Il n'est jamais trop tard pour offrir une thérapie à un Pokemon. Pauvre Miss Acacia qui broyait du noir au quotidien. Et sa dresseuse incapable de lui porter secours car ne possédant pas les outils nécessaires. Elle n'était pas Médecin, même s'il est vrai que cette spécialité l'attirait énormément. Mais comment espérer soigner les Pokemon d'autrui alors qu'elle était incapable de traiter ses propres créatures ?

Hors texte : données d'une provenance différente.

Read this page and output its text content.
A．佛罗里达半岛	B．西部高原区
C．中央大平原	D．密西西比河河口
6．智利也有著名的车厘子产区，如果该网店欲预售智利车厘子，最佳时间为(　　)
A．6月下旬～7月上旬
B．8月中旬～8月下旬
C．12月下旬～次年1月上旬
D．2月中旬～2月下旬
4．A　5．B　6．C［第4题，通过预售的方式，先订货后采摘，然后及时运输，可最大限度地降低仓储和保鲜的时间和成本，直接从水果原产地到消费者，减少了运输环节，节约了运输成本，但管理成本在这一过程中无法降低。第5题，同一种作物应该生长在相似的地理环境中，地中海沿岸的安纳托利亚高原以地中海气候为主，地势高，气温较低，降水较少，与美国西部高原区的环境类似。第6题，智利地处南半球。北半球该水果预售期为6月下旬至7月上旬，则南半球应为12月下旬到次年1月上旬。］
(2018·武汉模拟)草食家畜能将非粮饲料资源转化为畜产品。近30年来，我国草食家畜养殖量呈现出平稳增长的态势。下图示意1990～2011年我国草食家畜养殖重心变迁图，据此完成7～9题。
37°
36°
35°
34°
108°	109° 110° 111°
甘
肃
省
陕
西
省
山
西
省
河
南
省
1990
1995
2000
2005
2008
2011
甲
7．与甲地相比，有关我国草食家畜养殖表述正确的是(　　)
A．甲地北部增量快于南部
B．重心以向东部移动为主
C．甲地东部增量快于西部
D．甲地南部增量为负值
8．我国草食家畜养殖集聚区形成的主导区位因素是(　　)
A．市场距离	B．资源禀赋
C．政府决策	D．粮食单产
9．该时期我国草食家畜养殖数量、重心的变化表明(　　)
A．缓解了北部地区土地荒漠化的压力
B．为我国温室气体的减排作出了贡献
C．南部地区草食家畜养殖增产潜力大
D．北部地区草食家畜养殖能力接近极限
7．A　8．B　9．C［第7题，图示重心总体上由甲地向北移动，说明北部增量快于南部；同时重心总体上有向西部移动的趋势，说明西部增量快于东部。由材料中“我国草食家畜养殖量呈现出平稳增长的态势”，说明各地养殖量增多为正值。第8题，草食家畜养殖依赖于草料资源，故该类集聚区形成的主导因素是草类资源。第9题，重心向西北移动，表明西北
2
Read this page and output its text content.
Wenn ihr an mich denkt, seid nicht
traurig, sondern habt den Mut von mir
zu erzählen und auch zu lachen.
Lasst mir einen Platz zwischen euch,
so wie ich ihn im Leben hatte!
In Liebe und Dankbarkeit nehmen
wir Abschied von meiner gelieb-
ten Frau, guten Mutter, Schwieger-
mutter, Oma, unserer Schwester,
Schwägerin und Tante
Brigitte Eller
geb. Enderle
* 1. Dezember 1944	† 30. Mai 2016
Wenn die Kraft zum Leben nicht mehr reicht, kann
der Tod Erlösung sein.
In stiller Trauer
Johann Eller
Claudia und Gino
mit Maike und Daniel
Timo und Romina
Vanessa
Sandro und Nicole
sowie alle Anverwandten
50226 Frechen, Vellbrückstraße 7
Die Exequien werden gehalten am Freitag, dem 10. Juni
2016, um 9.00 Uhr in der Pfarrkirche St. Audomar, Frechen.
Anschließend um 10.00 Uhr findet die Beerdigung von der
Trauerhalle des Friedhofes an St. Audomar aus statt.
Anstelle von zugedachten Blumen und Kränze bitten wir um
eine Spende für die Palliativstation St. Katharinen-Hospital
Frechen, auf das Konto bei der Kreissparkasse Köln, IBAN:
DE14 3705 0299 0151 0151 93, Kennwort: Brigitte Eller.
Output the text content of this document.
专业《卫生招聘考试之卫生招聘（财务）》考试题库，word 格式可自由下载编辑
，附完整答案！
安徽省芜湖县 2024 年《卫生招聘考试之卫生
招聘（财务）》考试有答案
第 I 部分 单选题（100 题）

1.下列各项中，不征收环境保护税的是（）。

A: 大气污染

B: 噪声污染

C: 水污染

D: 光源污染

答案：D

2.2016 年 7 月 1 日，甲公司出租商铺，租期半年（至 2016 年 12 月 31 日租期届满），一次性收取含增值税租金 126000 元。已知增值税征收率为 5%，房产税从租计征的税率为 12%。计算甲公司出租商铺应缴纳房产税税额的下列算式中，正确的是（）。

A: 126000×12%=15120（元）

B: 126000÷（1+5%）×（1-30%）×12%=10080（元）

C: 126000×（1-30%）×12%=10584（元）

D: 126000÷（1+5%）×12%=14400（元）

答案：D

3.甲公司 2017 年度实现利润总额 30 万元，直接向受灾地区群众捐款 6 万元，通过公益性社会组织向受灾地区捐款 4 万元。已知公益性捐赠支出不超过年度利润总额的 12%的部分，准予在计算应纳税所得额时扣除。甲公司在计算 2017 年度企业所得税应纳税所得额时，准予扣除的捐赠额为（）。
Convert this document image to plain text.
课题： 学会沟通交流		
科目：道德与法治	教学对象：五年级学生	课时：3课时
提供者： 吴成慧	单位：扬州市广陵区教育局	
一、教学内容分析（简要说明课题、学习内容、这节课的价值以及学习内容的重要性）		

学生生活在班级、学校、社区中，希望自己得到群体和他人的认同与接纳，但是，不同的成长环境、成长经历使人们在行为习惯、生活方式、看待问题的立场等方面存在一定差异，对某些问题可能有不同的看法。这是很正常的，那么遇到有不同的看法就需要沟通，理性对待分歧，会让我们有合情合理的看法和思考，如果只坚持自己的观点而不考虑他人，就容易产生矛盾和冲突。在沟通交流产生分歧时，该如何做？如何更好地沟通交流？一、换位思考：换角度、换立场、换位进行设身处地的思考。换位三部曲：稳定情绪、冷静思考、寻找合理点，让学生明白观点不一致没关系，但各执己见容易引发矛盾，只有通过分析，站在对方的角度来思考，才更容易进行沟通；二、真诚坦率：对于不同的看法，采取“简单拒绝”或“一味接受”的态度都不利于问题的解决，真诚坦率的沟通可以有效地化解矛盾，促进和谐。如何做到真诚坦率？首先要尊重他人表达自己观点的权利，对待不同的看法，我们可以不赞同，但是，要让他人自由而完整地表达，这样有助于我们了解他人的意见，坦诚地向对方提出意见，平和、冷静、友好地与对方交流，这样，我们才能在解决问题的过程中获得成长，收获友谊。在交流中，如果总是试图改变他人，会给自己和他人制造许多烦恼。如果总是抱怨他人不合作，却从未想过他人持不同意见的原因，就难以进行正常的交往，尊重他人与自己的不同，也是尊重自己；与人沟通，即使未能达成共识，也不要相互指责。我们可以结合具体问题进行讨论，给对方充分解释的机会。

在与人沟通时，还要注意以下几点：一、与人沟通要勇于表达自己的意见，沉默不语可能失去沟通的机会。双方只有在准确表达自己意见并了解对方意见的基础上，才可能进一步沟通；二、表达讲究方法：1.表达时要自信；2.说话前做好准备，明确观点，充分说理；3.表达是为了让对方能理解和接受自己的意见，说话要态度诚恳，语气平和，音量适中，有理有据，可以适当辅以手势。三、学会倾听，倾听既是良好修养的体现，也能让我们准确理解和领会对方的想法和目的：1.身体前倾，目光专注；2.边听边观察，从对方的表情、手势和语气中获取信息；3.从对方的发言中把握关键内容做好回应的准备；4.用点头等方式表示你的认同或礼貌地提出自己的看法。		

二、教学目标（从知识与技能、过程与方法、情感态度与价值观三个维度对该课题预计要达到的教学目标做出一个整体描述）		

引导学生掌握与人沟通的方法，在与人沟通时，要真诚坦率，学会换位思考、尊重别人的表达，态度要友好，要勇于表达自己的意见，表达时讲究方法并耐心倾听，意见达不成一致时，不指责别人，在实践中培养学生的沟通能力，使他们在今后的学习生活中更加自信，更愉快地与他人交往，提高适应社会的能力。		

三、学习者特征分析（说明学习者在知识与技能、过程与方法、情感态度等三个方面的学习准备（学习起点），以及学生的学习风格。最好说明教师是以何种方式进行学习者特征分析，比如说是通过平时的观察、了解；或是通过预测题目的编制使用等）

Elle mit enfin pied à terre, en même temps qu'Idalienor. Le tapis continuait sa folle course, prêt à faire chuter d'autres étudiants intrépides. Salomé n'était pas mécontente d'être venue à bout de cet obstacle. Maintenant, il leur faudrait rejoindre le lac à pieds pour le franchir ensuite. Ce parcours Vitesse lui paraissait bien décousu de par sa constitution.
Elle piocha la pokéball de Miss Acacia pour l'appeler près d'elle. Elle ignorait si Idalienor serait prête à sacrifier quelques minutes du temps, et donc une partie de sa note globale, pour porter secours à l'oiselle toute de bordeaux vêtue.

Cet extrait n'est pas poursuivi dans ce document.